Resource analysis reports an average of 192.1 k tokens and $0.208 per case, roughly half the token usage of Foam‑Agent and 1.5× cheaper than MetaOpenFOAM. Ablation studies reveal that removing the Solver Template database collapses accuracy to 48 %, while disabling the Error Locator reduces success below 30 %, confirming these components as critical.

Flexibility experiments indicate 95.23 % success in autonomous solver selection across flow regimes and 100 % success in turbulence‑model switching, even for unseen configurations. The system reproduces complex literature cases such as the NACA0012 airfoil and a supersonic nozzle with 60–80 % end‑to‑end success, where prior agents fail completely. Multi‑physics cases demand more resources, and the authors note a residual LLM bias toward simpler setups, leading to occasional over‑simplifications.

Limitations include restricted support for external, highly complex meshes (e.g., CAD‑derived geometries) and reliance on external tools for post‑processing and visualization. The current implementation focuses on OpenFOAM’s solver, pre‑processor, and runtime; extending to coupled physics engines or optimization frameworks will require additional integration.

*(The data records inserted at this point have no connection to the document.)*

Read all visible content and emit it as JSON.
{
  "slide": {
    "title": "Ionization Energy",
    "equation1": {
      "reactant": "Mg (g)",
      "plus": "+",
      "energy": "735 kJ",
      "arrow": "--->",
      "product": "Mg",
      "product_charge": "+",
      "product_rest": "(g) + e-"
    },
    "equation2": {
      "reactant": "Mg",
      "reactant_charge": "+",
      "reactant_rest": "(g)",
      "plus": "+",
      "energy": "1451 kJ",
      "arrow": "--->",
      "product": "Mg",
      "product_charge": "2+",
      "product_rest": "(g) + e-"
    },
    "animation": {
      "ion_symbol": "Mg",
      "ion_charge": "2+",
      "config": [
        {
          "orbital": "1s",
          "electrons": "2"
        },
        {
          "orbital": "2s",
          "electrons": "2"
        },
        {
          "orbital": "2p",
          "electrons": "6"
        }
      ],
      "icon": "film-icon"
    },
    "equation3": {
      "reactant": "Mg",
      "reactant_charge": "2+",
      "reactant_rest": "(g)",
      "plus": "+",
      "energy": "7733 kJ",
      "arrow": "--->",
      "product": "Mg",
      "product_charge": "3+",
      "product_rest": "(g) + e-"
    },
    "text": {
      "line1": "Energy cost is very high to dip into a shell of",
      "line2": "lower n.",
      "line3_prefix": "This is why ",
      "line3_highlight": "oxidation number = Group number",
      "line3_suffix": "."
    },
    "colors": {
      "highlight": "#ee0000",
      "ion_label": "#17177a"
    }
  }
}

Overall, ChatCFD demonstrates that coupling structured domain knowledge with LLM‑driven reasoning and self‑correcting loops can achieve reliable, high‑fidelity CFD automation without human intervention. Its modular, MCP‑compatible design paves the way for collaborative multi‑agent networks and broader AI‑driven scientific simulation pipelines. Future work will explore tighter multi‑physics coupling, reinforcement‑learning‑based self‑improvement, and seamless integration with downstream analysis tools, potentially transforming the accessibility and productivity of CFD and related engineering disciplines.